In March 1977, Krishnamurti invited certain trustees from the various Krishnamurti Foundations to participate in small discussion meetings with him in Ojai, California.
Earlier, at a 1973 meeting at Brockwood Park in England, he had suggested that the future of the Foundations after his death was uncertain although he maintained that The schools [run by the Foundations' have to go on, definitely, because they may produce a different kind of human being.'
In 1977, we had discussions with Krishnamurti three times a week from the third to the twenty-fourth of March at the headquarters of the Krishnamurti Foundation of America (KFA); and, as well as the trustees, one or two staff members of the KFA also attended.
Krishnamurti seemed to be fired with even greater and more dynamic energy than usual, and although these discussions were primarily concerned with the future of the Foundations, their scope and detail must surely have relevance to the way in which any inquiring group of people working together might relate to one another intelligently.
Krishnamurti felt strongly that. as well as being responsible for organizing his talks and making these available in recorded and printed form, the Foundations should be of one mind, and be able to convey 'the perfume' of the teachings. He asks at the very beginning of these dialogues if there are people 'who have drunk at the fountain, and can carry on from there? Not merely quoting K but getting the spirit of it, the truth of it. the vitality of it, the energy of it.'
At our first meetings, we seemed a rather disparate group; certainly, we were very far from being of one mind!
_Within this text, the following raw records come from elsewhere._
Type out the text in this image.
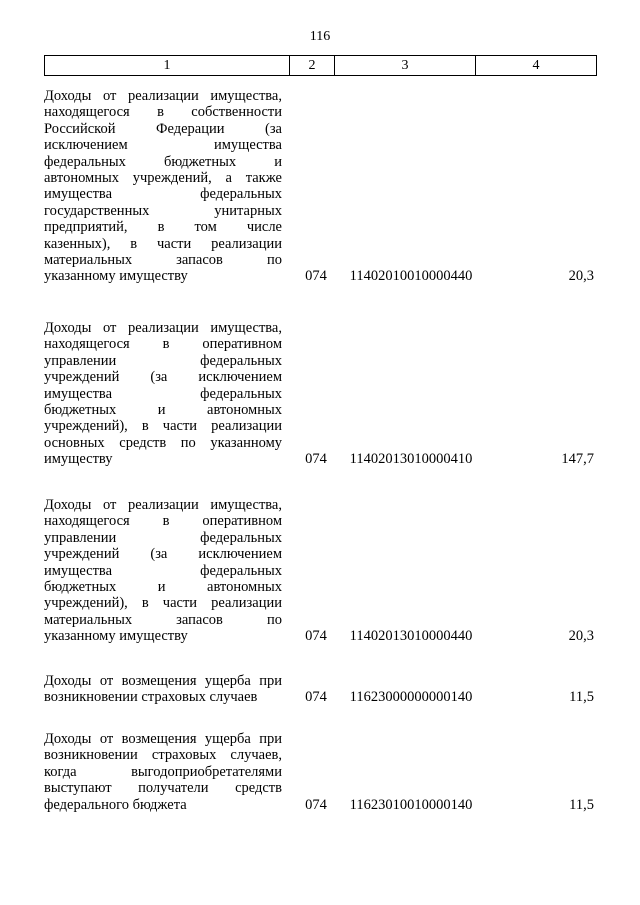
116
1	2	3	4
Доходы от реализации имущества,
находящегося в собственности
Российской Федерации (за
исключением имущества
федеральных бюджетных и
автономных учреждений, а также
имущества федеральных
государственных унитарных
предприятий, в том числе
казенных), в части реализации
материальных запасов по
указанному имуществу	074	11402010010000440	20,3
Доходы от реализации имущества,
находящегося в оперативном
управлении федеральных
учреждений (за исключением
имущества федеральных
бюджетных и автономных
учреждений), в части реализации
основных средств по указанному
имуществу	074	11402013010000410	147,7
Доходы от реализации имущества,
находящегося в оперативном
управлении федеральных
учреждений (за исключением
имущества федеральных
бюджетных и автономных
учреждений), в части реализации
материальных запасов по
указанному имуществу	074	11402013010000440	20,3
Доходы от возмещения ущерба при
возникновении страховых случаев	074	11623000000000140	11,5
Доходы от возмещения ущерба при
возникновении страховых случаев,
когда выгодоприобретателями
выступают получатели средств
федерального бюджета	074	11623010010000140	11,5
It was, however, remarkable how closely we came together as our meetings continued. Several of us who had been listening to, and working with, Krishnamurti for many years felt that these dialogues were truly revelatory and life-changing.
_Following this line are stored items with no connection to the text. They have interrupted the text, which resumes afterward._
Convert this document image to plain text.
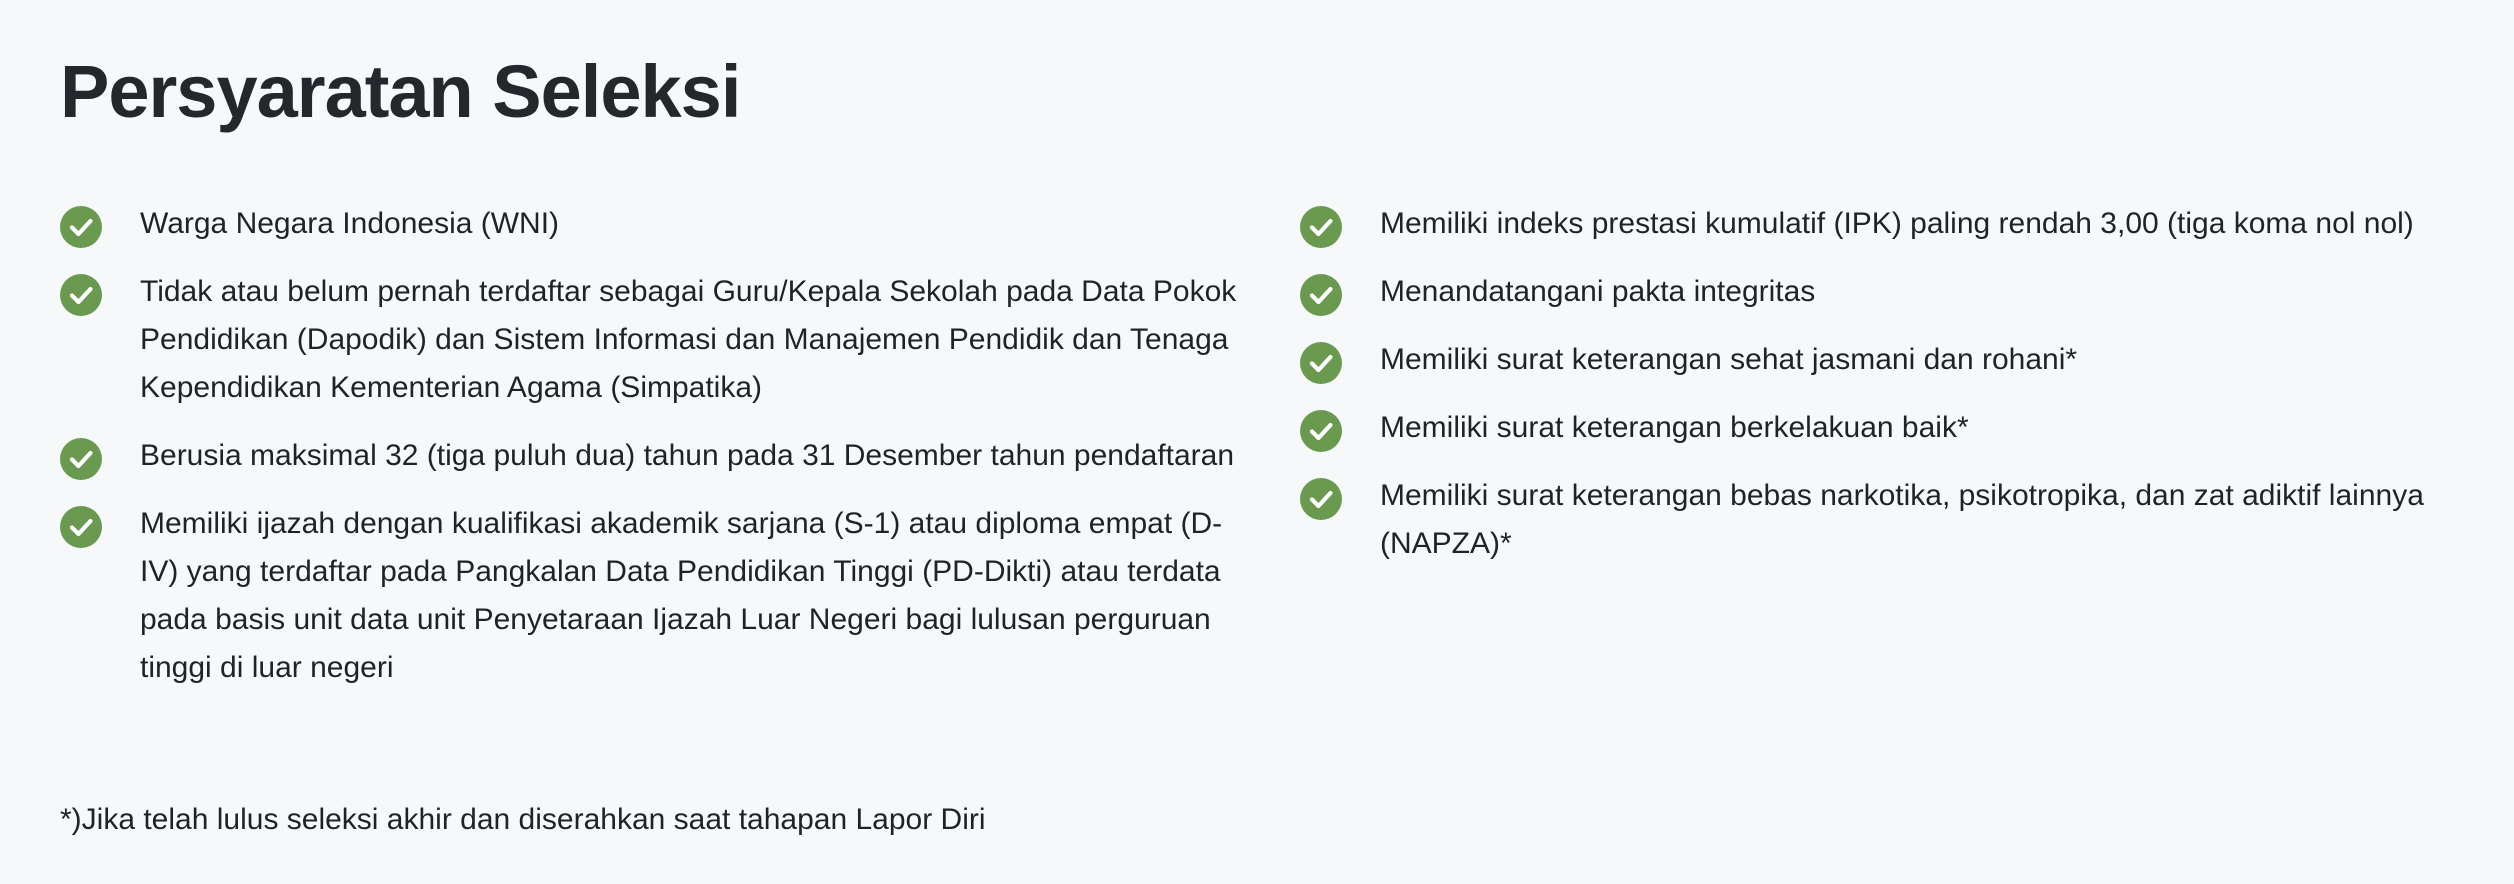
Persyaratan Seleksi
Warga Negara Indonesia (WNI)
Tidak atau belum pernah terdaftar sebagai Guru/Kepala Sekolah pada Data Pokok Pendidikan (Dapodik) dan Sistem Informasi dan Manajemen Pendidik dan Tenaga Kependidikan Kementerian Agama (Simpatika)
Berusia maksimal 32 (tiga puluh dua) tahun pada 31 Desember tahun pendaftaran
Memiliki ijazah dengan kualifikasi akademik sarjana (S-1) atau diploma empat (D-IV) yang terdaftar pada Pangkalan Data Pendidikan Tinggi (PD-Dikti) atau terdata pada basis unit data unit Penyetaraan Ijazah Luar Negeri bagi lulusan perguruan tinggi di luar negeri
Memiliki indeks prestasi kumulatif (IPK) paling rendah 3,00 (tiga koma nol nol)
Menandatangani pakta integritas
Memiliki surat keterangan sehat jasmani dan rohani*
Memiliki surat keterangan berkelakuan baik*
Memiliki surat keterangan bebas narkotika, psikotropika, dan zat adiktif lainnya (NAPZA)*

*)Jika telah lulus seleksi akhir dan diserahkan saat tahapan Lapor Diri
Krishnamurti presented us with many challenges. Not the least of these was that we should be able, after his death, not only to convey the essence of the teachings, but to give people who had never known him a sense of the quality of his life and work. and 'meditation'. In his words, 'If I had been in India when Buddha died. I would want to know what the Buddha was like. I would go to people who listened to him, I would want to find out. I have read the books, but I want to touch that which you, who have known him for some years, have touched when he was alive.' A big challenge indeed, which demanded our understanding at a truly deep level. (Incidentally, he later made it clear that in relating this question to the Buddha he was making absolutely no claim to be the Buddha.)
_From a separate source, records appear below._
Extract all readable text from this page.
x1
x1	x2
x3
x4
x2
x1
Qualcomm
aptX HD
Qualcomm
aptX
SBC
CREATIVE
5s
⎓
Throughout the dialogues Krishnamurti pointed out that we were dealing with more than 'the continuity of the Foundations'. He had said in 1973, 'For me, it is a continual state of transformation... But we must see what happens with the Foundations. If something is operating in us, then something will happen, not the crystallization of the structure, but much more than that.'
Reading these dialogues now, more than thirty years after they took place, the impact is still extremely fresh and strong. Krishnamurti died in 1986; the Foundations, schools and adult centres are very resilient today. Conflicts which beset the Foundations before his death appear not so much to have been resolved as transcended, and there is a real sens:- of our being, though far-flung, of one mind. It seems that these dialogues did open wide many doors for us.